Educação fisica e desportiva

Considerações sobre um inquerito ao corpo medico

O «contrôle» medico fisiologico da cultura fisica é uma necessidade para o individuo e um dever para toda a colectividade, onde ela se pratique. – Ao medico escolar e ao professor de educação fisica, identificados na doutrina e com a ideia nitida das suas atribuições, compete realizar a grande obra de revigoramento da mocidade portuguesa pela educação fisica racional.

Todas as respostas ao inquerito concordaram com a absoluta necessidade de uma vigilante cooperação medica em todo e qualquer trabalho de cultura fisica; nos Congressos de Educação Fisica realizados em França é sempre um assunto largamente tratado e os trabalhos de Tissié, Rosenthal, Heckel, Diffre, Boigey, etc., versam largamente o problema, mostrando os perigos dessa falta de cooperação, unica apta a evitar desastres irreparaveis na saude de muitos individuos – muitas vezes passando despercebidos porque se não vêm os resultados longinquos – desastres que, generalisados, irão perturbar com prejuizo a eugenica da especie.

A exploração da integridade organica e funcional e o exame morfologico do individuo como base para a indicação do exercicio como meio terapeutico ou de desenvolvimento; a vigilancia medica da gimnastica educativa ou treino desportivo e o exame consciencioso dos resultados obtidos, exigem uma acção medica assidua, dedicada e competente, de comum acordo doutrinario e tecnico com o professor de educação fisica, ou seja o medico e o professor com a ideia nitida das suas atribuições e da responsabilidade da sua missão.

(…)

Como, quando e até que ponto vai a intervenção medica na cultura fisica? Ao medico especialisado compete fixar os principios dessa intervenção, baseando-se no estudo profundo do problema e na propria observação pessoal como praticante convicto.

(…)

O prof. dr. Azevedo Neves, drs. Raul Viana e Urgel Horta afirmam terem observado individuos portadores de graves lesões organicas dedicando-se a desportos atleticos! O dr.

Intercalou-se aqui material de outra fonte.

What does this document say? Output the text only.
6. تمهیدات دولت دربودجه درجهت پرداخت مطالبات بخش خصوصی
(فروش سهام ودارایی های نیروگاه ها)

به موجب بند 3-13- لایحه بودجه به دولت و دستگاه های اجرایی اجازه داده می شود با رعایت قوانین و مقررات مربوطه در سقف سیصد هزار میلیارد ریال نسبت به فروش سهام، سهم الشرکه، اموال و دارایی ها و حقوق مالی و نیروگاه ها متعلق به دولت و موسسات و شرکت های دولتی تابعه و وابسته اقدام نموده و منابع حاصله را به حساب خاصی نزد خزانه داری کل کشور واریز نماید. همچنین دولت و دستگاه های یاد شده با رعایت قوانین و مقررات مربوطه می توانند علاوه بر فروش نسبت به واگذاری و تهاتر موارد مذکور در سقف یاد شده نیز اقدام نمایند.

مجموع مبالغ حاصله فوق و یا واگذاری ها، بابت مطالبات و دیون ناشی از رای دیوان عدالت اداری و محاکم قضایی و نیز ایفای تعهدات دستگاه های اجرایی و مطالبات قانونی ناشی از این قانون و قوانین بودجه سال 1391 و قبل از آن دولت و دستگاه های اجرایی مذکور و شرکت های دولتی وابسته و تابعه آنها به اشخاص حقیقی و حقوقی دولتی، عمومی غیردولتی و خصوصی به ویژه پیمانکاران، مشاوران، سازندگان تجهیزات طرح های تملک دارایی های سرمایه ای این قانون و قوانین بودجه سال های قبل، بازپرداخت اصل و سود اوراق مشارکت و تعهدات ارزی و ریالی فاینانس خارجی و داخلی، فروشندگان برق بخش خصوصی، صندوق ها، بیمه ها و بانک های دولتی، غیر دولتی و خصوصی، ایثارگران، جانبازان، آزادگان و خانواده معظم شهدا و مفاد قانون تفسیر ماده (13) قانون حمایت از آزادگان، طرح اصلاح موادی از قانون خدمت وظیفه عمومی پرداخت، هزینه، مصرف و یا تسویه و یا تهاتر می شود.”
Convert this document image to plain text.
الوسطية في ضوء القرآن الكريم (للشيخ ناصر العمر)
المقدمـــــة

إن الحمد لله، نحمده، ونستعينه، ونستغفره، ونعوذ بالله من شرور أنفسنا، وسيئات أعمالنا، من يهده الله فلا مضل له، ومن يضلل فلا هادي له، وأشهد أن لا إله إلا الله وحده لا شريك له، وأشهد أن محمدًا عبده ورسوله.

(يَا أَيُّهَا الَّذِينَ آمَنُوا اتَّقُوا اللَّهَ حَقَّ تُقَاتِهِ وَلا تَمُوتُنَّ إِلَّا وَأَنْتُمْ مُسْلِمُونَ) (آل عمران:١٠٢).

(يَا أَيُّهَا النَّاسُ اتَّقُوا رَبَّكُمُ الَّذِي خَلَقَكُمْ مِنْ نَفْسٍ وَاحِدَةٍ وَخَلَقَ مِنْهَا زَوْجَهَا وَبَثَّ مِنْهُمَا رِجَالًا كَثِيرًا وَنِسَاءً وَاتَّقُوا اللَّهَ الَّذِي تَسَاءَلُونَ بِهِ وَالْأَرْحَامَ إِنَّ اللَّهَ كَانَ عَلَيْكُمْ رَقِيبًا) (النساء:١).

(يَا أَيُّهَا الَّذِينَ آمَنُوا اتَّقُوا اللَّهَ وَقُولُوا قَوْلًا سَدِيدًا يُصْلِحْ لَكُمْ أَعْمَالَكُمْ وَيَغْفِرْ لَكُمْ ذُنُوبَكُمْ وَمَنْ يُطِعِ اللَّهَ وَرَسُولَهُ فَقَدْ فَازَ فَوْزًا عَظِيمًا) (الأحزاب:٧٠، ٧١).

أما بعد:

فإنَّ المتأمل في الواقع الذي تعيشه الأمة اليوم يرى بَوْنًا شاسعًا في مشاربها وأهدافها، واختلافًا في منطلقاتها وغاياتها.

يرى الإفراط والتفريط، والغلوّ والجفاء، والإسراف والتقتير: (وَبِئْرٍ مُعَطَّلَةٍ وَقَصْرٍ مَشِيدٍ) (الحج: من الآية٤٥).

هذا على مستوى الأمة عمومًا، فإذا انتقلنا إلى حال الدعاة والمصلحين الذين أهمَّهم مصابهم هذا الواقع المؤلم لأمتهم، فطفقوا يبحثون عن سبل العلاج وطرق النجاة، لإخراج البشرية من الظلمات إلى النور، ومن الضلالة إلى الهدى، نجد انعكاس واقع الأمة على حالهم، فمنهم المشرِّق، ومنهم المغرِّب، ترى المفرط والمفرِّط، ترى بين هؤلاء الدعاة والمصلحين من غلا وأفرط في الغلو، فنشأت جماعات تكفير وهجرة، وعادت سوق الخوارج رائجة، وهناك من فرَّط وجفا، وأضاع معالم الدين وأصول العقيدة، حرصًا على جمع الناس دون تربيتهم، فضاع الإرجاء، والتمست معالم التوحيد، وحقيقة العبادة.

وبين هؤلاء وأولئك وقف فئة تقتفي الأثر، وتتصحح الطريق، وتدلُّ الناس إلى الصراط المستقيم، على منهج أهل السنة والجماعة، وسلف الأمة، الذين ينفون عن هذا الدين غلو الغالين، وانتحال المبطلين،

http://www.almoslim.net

Cassiano Neves informou-nos que inqueritos prosseguidos em alunos das Universidades dos Estados Unidos da America fazendo treinos atleticos, mostravam os prejuizos duma imoderada actividade fisica, principalmente para o estado do coração.

Lagrange fala-nos de dilatações agudas do orgão cardiaco observadas nos alunos de Oxford e Cambridge submetidos aos treinos intensivos de preparação para as regatas anuais entre as duas celebres Universidades. Heckel encontrou cardiopatias funcionais em jogadores de «foot-ball». Tissié diz-nos – 1922 – que os ultimos conselhos de revisão realizados em França mostraram que o esforço atletico realizado por muitos mancebos que se apresentaram á inspecção medica, provocou a «claquage» do seu coração.

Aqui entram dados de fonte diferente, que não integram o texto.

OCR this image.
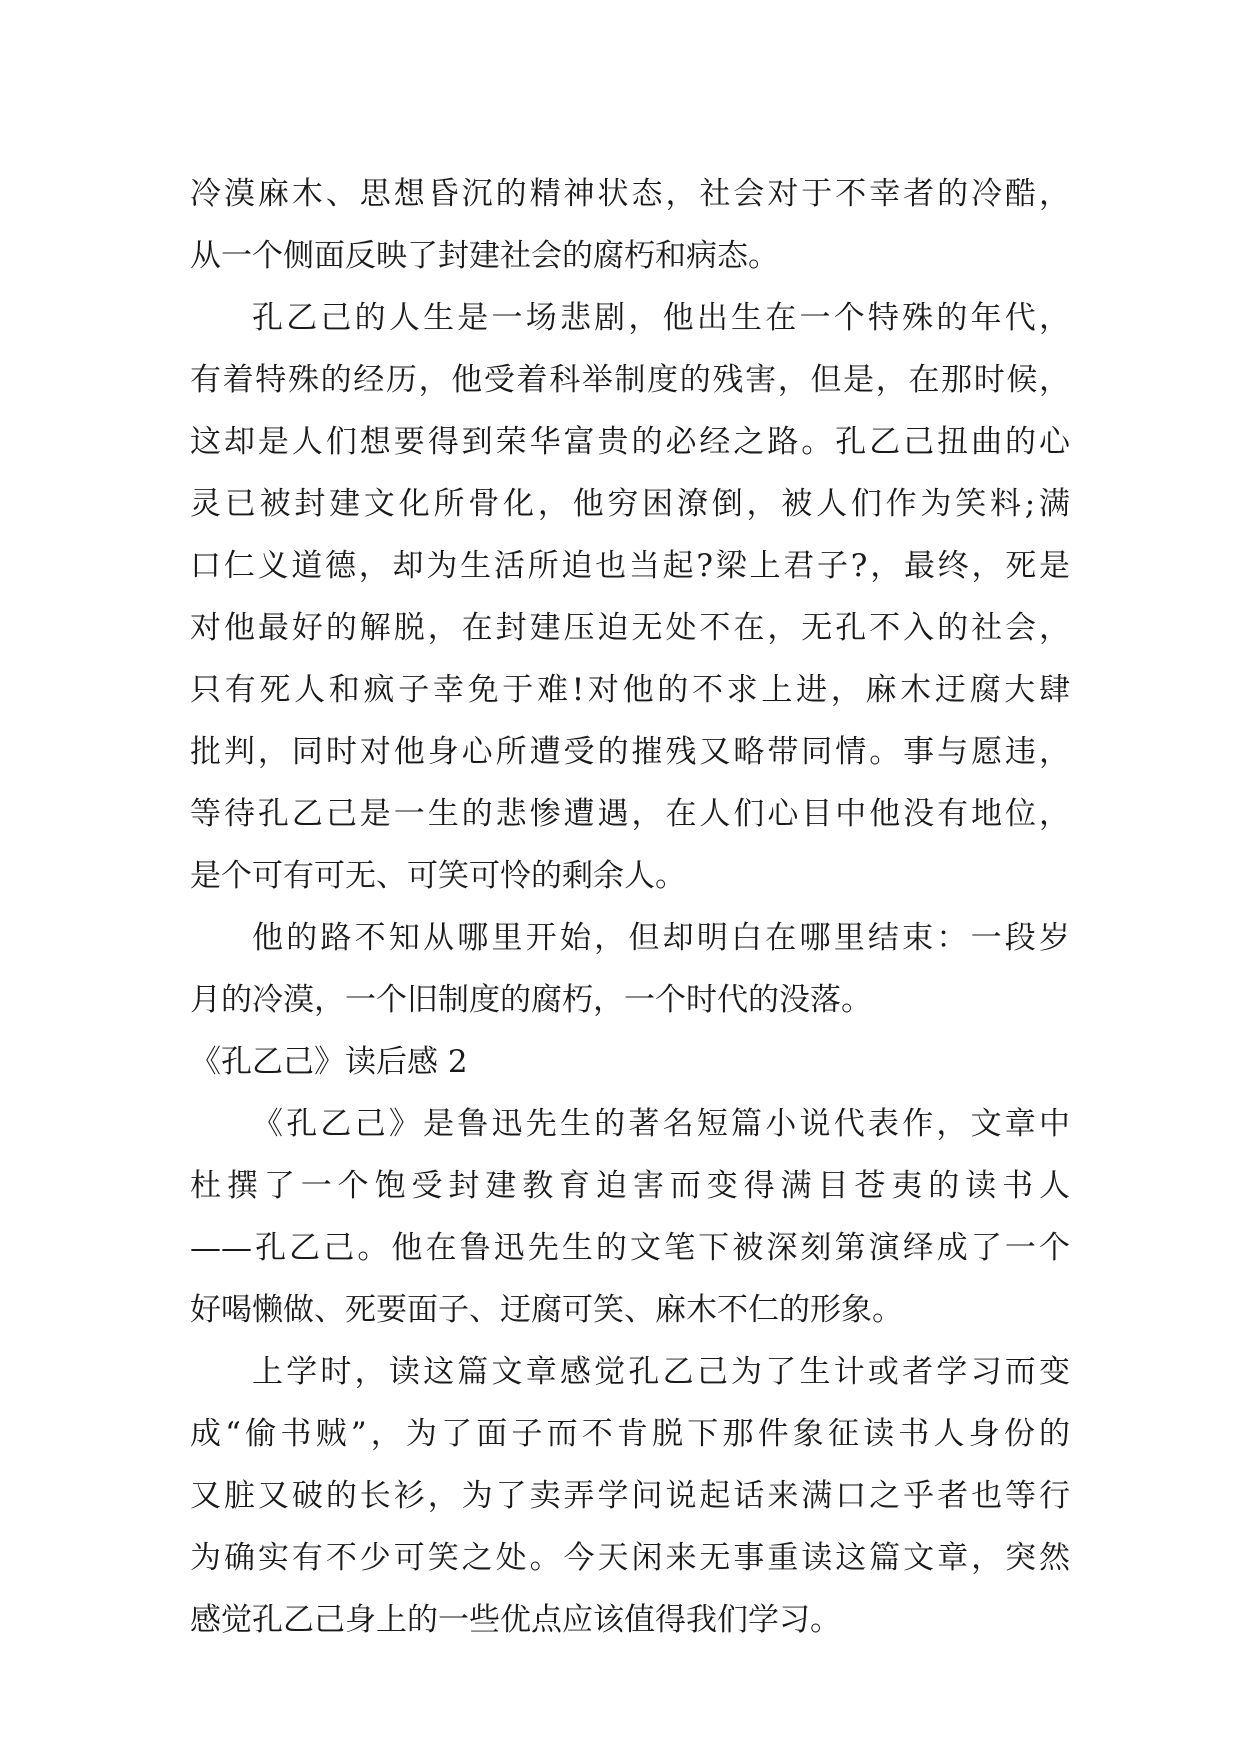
冷漠麻木、思想昏沉的精神状态，社会对于不幸者的冷酷，
从一个侧面反映了封建社会的腐朽和病态。
孔乙己的人生是一场悲剧，他出生在一个特殊的年代，
有着特殊的经历，他受着科举制度的残害，但是，在那时候，
这却是人们想要得到荣华富贵的必经之路。孔乙己扭曲的心
灵已被封建文化所骨化，他穷困潦倒，被人们作为笑料;满
口仁义道德，却为生活所迫也当起?梁上君子?，最终，死是
对他最好的解脱，在封建压迫无处不在，无孔不入的社会，
只有死人和疯子幸免于难!对他的不求上进，麻木迂腐大肆
批判，同时对他身心所遭受的摧残又略带同情。事与愿违，
等待孔乙己是一生的悲惨遭遇，在人们心目中他没有地位，
是个可有可无、可笑可怜的剩余人。
他的路不知从哪里开始，但却明白在哪里结束：一段岁
月的冷漠，一个旧制度的腐朽，一个时代的没落。
《孔乙己》读后感 2
《孔乙己》是鲁迅先生的著名短篇小说代表作，文章中
杜撰了一个饱受封建教育迫害而变得满目苍夷的读书人
——孔乙己。他在鲁迅先生的文笔下被深刻第演绎成了一个
好喝懒做、死要面子、迂腐可笑、麻木不仁的形象。
上学时，读这篇文章感觉孔乙己为了生计或者学习而变
成“偷书贼”，为了面子而不肯脱下那件象征读书人身份的
又脏又破的长衫，为了卖弄学问说起话来满口之乎者也等行
为确实有不少可笑之处。今天闲来无事重读这篇文章，突然
感觉孔乙己身上的一些优点应该值得我们学习。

Uma rigorosa vigilancia medica, uma fiscalisação activa da parte do Estado por meio de um organismo competente, evitariam, quanto possivel, esses males nas colectividades desportivas que unicamente serão benemeritas desde que se dediquem ao melhoramento fisico – não esquecendo o moral – dos seus associados e não á exploração da sua juventude em espectaculos comercialisados ou não, para satisfação dos seus interesses financeiros ou desportivos.

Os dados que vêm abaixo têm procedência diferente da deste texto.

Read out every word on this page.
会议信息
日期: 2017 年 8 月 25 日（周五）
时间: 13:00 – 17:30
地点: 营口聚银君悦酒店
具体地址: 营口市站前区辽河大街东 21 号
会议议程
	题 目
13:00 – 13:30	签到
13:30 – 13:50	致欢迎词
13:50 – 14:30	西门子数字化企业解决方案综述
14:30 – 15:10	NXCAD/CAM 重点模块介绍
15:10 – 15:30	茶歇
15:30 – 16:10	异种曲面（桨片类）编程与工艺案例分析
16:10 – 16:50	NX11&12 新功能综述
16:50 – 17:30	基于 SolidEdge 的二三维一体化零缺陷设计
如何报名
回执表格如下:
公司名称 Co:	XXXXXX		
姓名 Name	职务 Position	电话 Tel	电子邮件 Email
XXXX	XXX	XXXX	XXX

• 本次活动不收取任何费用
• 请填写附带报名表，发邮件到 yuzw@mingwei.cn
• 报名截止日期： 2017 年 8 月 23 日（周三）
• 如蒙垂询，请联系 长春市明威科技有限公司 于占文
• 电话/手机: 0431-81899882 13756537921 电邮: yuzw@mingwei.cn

O dr. Antonio de Vasconcelos aconselha a criação dum Conselho Superior de Educação Fisica que tivesse a seu cargo, além do estudo e resolução do problema da educação fisica em Portugal, a sua fiscalização [sic]; o dr. Salazar Carreira acha absolutamente indispensavel essa fiscalisação e o dr. Lobão de Carvalho apresentou um esboço de projecto de lei que a organisa.

Como exemplo duma inteligente e estreita cooperação entre o medico e o professor de educação fisica indicamos a obra que se revela na resposta do dr. Vasconcelos.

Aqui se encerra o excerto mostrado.